Writing a clone is pretty easy using Ning, and copying a clone is even easier. Taking a leaf out of the open-source world, you can probe and examine everybody else's Ning code, copy and enhance it.

You can even probe everyone else's data with their permission. So a Ning clone of listings site Craigslist could link seamlessly with photographs of real estate properties held on the Ning clone of photo management site Flickr.

Ning rises and falls on how good those applications are: but that means that the rapacious competition of the software market should work in Ning's favour. No one competes with Ning in that market. Indeed, Ning is the market.

The only question is: will people feel comfortable entrusting their data and their code to a single company?

Open-source development hasn't just freed users from the need to pay costly prices for commodity software. It's also given them a taste of not having to depend on one provider for their needs.

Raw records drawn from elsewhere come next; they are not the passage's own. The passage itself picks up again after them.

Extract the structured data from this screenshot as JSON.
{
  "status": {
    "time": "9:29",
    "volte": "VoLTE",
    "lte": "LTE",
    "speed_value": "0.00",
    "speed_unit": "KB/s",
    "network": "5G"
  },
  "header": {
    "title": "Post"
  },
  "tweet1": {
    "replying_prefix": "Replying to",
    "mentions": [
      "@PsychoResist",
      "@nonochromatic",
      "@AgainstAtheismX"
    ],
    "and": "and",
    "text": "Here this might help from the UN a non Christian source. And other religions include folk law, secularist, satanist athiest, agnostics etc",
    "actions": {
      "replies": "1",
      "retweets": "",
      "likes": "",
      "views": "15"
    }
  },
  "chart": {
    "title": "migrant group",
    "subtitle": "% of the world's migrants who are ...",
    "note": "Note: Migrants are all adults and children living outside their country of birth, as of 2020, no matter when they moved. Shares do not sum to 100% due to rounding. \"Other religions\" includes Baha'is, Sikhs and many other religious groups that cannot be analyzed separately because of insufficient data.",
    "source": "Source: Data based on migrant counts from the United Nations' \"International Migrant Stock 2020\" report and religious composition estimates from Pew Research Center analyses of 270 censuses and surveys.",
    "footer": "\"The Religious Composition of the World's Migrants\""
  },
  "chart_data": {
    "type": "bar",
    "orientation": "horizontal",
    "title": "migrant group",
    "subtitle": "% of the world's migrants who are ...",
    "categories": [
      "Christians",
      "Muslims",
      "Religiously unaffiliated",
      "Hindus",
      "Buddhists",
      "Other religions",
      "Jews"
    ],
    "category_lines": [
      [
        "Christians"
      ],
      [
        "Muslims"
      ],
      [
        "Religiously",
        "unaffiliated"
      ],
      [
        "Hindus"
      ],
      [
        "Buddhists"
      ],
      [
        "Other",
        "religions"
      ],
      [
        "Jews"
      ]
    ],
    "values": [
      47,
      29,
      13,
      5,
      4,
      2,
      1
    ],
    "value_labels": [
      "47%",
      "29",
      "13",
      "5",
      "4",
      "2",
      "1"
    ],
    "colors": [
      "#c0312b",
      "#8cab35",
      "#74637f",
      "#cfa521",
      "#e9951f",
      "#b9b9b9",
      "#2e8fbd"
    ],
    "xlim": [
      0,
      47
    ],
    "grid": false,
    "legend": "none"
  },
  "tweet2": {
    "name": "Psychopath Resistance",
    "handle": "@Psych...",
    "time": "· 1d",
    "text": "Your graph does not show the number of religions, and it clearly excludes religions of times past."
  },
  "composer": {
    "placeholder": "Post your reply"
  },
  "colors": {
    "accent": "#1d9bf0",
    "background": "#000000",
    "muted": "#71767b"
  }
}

Ning's many children still depend on it to provide them with disk space, web space and the functionality they need to keep their code going. Many may feel that is a single source of failure. Others may see it as a competitive advantage. In the end, Mark Fletcher's Bloglines survived not just because it was fast, but because it gathered a huge audience of users and kept them. Ning keeps its audience very close.

Will some kid in his bedroom rebel against Ning and design a decentralised way of sharing Ning data that doesn't depend on paying your penny to the host company?

Or will the question that venture capitalists ask the next round of start-ups be: "What happens when some kid hacks up a clone of your site in Ning?"